Macquarie has advised clients that North American bidders for Origin Energy should consider raising their offer price to at least $10 per share, in light of the company's recent performance improvements.
This advice is significantly higher than Brookfield and EIG Partners' current bid of about $8.85 per share.
Ian Myles, an investment analyst at Macquarie, suggested that a fair price for Origin was now between $9.49 and $10.08 per share, around 14% more than the existing offer.
The recommendation arrives on the heels of fund manager Perpetual's public call for a better deal from Origin's suitors.
Head of Australian equities at Perpetual Vince Pezzullo cited factors such as the extension of the Eraring coal power station in New South Wales and a surge in profits at partially owned Octopus Energy in Britain.
Perpetual's stance reflects an increased value of Origin's business, which posted an 83.5% rise in annual profits, sparking debate over the offer's adequacy.
Origin's chief executive Frank Calabria noted that the valuation was a matter for shareholders, as an independent assessment was ongoing.
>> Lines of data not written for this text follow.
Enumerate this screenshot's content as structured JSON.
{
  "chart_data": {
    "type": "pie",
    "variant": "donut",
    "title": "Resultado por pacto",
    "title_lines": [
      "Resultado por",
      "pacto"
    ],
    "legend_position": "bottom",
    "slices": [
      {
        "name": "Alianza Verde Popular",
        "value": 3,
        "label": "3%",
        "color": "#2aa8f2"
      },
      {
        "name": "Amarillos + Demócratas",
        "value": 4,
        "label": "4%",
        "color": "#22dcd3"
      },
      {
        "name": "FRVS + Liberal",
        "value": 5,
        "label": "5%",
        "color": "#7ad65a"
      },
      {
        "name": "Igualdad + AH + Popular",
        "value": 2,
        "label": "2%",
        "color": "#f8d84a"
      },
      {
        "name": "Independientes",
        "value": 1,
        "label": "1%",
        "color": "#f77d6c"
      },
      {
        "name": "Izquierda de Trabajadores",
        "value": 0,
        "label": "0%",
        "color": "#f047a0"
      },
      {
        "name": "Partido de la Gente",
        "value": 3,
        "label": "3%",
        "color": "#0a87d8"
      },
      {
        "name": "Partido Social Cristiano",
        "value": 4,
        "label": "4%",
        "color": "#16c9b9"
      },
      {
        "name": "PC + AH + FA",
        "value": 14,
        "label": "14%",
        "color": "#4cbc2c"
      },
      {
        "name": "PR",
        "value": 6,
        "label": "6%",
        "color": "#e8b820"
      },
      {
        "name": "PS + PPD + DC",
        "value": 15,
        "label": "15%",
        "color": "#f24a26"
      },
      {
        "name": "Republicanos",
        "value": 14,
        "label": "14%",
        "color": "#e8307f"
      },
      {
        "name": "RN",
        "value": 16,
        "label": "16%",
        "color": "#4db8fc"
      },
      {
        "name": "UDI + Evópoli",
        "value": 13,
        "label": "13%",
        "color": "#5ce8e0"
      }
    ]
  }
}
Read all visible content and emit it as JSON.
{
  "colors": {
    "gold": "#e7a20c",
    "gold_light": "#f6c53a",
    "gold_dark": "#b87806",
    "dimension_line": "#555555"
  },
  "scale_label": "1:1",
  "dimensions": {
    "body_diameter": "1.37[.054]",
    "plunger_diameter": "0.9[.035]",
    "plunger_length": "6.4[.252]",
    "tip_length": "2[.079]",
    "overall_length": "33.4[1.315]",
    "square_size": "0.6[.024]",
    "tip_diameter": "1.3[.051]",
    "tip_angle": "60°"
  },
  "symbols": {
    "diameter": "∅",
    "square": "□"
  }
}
Share prices in Origin rose 6¢ to $8.59 on Wednesday.
Brookfield declined to comment but has previously mentioned that without a deal, Origin would need to find a capital partner for its renewable projects, thereby diluting existing shareholders' stakes.
While the offer's pricing dates back to a March agreement, the Australian Competition and Consumer Commission (ACCC) is scheduled to release its decision by September 28. The board of Origin has also indicated that it will consider investor feedback on the offer price.
According to Macquarie, Origin’s situation has “materially improved” since the initial deal in February. The investment bank said the cost of breaking the transaction agreement, estimated at around $151 million, was trivial compared to the company's estimated enterprise value of $20 billion.